O livro dá conta de que a praça em frente à igreja se tornou local onde
se reuniam congoleses... E de tal modo para lá afluíam que em pouco tempo
muitas negras forras passaram a organizar seus tabuleiros para a venda de
quitutes africanos e outros produtos.
Aconteceu mesmo de alguns padres
autorizarem a colocação de “uma mesinha à porta da igreja e depois outra maior
dentro à maneira de confraria”... Assim a presença dos negros no entorno e no
interior da Igreja de São Domingos tornou-se cada vez mais habitual.
(...)
A respeito das últimas considerações, o autor se
baseou em informações contidas em “Relatório e sumário dos serviços e
desserviços da Senhora do Rosário acusados de haver duas confrarias”, documento
do Arquivo Nacional da Torre do Tombo, na Seção “Conventos”.
(...)
Tidos por devotos de Nossa Senhora do Rosário, os congoleses tiveram sua
entrada e circulação pela Igreja de São Miguel autorizada pelos religiosos. Aos
poucos, muitos deles se juntaram aos mais antigos que traziam desde o Congo a
marca do cristianismo... E como se fortaleceram, solicitaram a permissão junto
aos devotos portugueses para determinadas ações que eram cumpridas pela
confraria.
A confraria que existia tinha autorização oficial para
recolher fundos que eram utilizados para manter a própria organização. Além
disso, enquanto instituição de caráter religioso, possuía “objetivos
missionários” como o de dar “círios nas caravelas que iam à Mina e aos rios da
Guiné, uma vez que as pessoas que nelas fossem o quisessem tomar por isso
devoção”*.
*O trecho citado está
em “Os pretos em Portugal”, do Padre Antonio Brásio, da “Coleção Pelo Império”,
nº 101.
Compreendendo o modelo, os
negros pleitearam o direito de também angariar fundos com os quais pretendiam contemplar
demandas próprias de sua gente. Assim, “admitidos ao Rosário”, dedicaram-se à
compra de alforria para os que definissem como merecedores.
De fato, não demorou e o
segmento conseguiu juntar expressiva quantidade de dinheiro sem qualquer
verificação da origem. Aconteceu então que a “congregação dos brancos”, que já
havia implicado com a autorização do funcionamento da “congregação dos negros”,
elaborou relatório (o citado “Relatório e sumário dos serviços e desserviços da
Senhora do Rosário acusados de haver duas confrarias”) no qual salientava que
há muito tempo (“passa de vinte anos”; desde por volta de 1520) os negros
congregados aceitavam que os escravos lhes trouxessem “furtos que fazem a seus
senhores à sua congregação para fingirem ser dinheiro da confraria para os
forrar”.
(...)
Como
podemos depreender, a confraria dos brancos da Igreja de São Domingos
desentendeu-se com os negros que lhes eram subordinados na irmandade ao tempo
de sua admissão. Ainda por volta de 1520, a insatisfação dos membros mais
tradicionais levou a associação a reclamar junto ao poder real uma solução para
o problema.
E foi assim que se decidiu pela “divisão da confraria em duas entidades
distintas”. Dessa forma, admitia-se a existência da “Confraria de Nossa Senhora
do Rosário dos Homens Pretos”.
O fato é que, como nos lembra
Tinhorão, a partir de então:
“os
negros do Congo levados cristianizados a Portugal, puderam obter enfim, o
reconhecimento de uma identidade que lhes permitia tentar reviver agora, em seu
exílio forçado, um pouco da memória de sua vida africana”.

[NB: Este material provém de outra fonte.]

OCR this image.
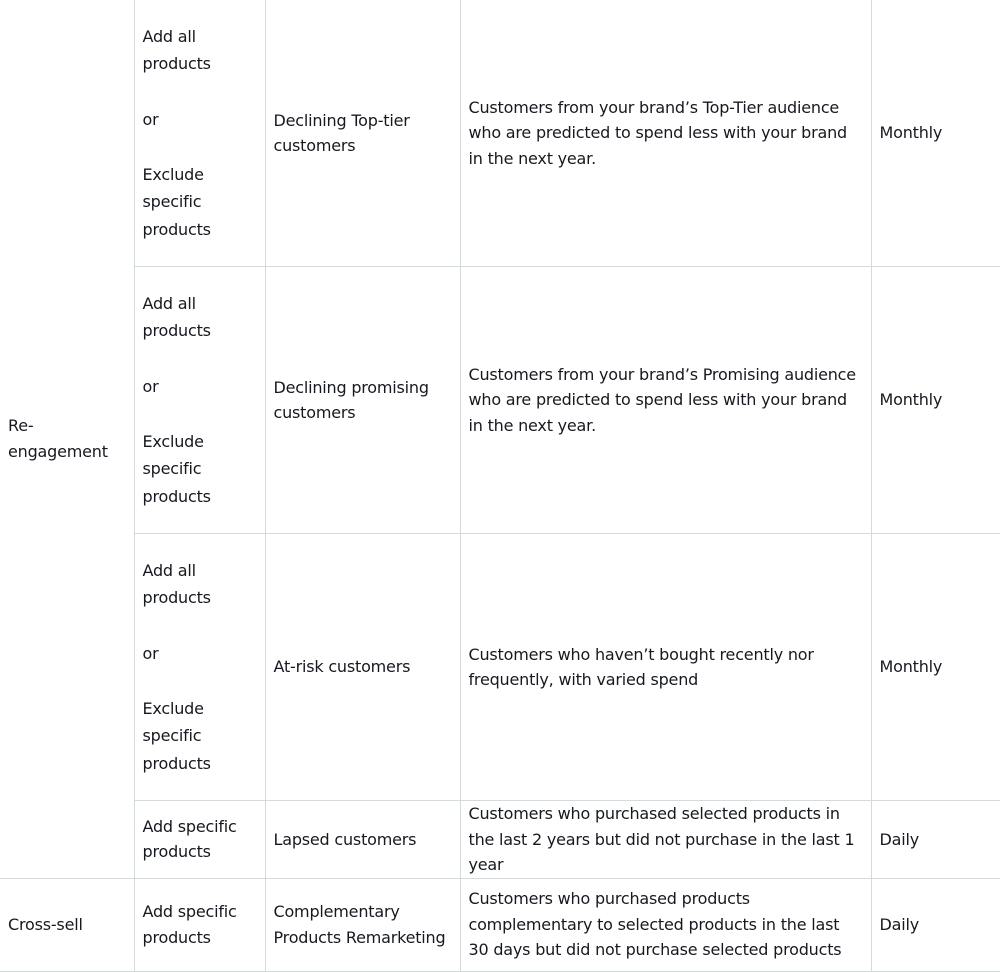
Re-engagement	Add all products
or
Exclude specific products	Declining Top-tier customers	Customers from your brand’s Top-Tier audience who are predicted to spend less with your brand in the next year.	Monthly

	Add all products
or
Exclude specific products	Declining promising customers	Customers from your brand’s Promising audience who are predicted to spend less with your brand in the next year.	Monthly

	Add all products
or
Exclude specific products	At-risk customers	Customers who haven’t bought recently nor frequently, with varied spend	Monthly
	Add specific products	Lapsed customers	Customers who purchased selected products in the last 2 years but did not purchase in the last 1 year	Daily
Cross-sell	Add specific products	Complementary Products Remarketing	Customers who purchased products complementary to selected products in the last 30 days but did not purchase selected products	Daily
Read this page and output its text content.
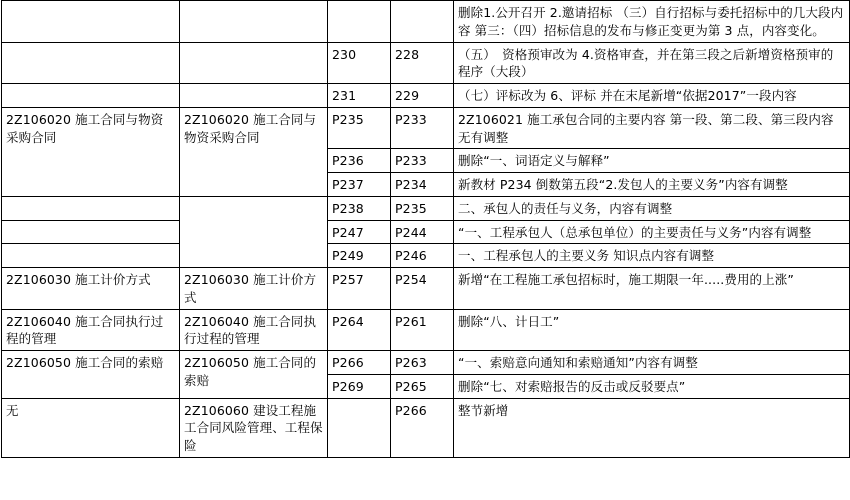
				删除1.公开召开 2.邀请招标 （三）自行招标与委托招标中的几大段内容 第三：（四）招标信息的发布与修正变更为第 3 点，内容变化。
		230	228	（五）　资格预审改为 4.资格审查，并在第三段之后新增资格预审的程序（大段）
		231	229	（七）评标改为 6、评标 并在末尾新增“依据2017”一段内容
2Z106020 施工合同与物资采购合同	2Z106020 施工合同与物资采购合同	P235	P233	2Z106021 施工承包合同的主要内容 第一段、第二段、第三段内容无有调整
		P236	P233	删除“一、词语定义与解释”
		P237	P234	新教材 P234 倒数第五段“2.发包人的主要义务”内容有调整
		P238	P235	二、承包人的责任与义务，内容有调整
		P247	P244	“一、工程承包人（总承包单位）的主要责任与义务”内容有调整
		P249	P246	一、工程承包人的主要义务 知识点内容有调整
2Z106030 施工计价方式	2Z106030 施工计价方式	P257	P254	新增“在工程施工承包招标时，施工期限一年.....费用的上涨”
2Z106040 施工合同执行过程的管理	2Z106040 施工合同执行过程的管理	P264	P261	删除“八、计日工”
2Z106050 施工合同的索赔	2Z106050 施工合同的索赔	P266	P263	“一、索赔意向通知和索赔通知”内容有调整
		P269	P265	删除“七、对索赔报告的反击或反驳要点”
无	2Z106060 建设工程施工合同风险管理、工程保险		P266	整节新增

Como salientado anteriormente, isso deve ter
ocorrido por volta de 1520... O caso é que não se sabe ao certo a data “de fundação”
por causa do incêndio que a Igreja de São Domingos sofreu por ocasião do
terremoto que abalou Lisboa em 1755. Na ocasião muitos documentos se perderam,
entre eles os que se referiam à Confraria dos Homens Pretos.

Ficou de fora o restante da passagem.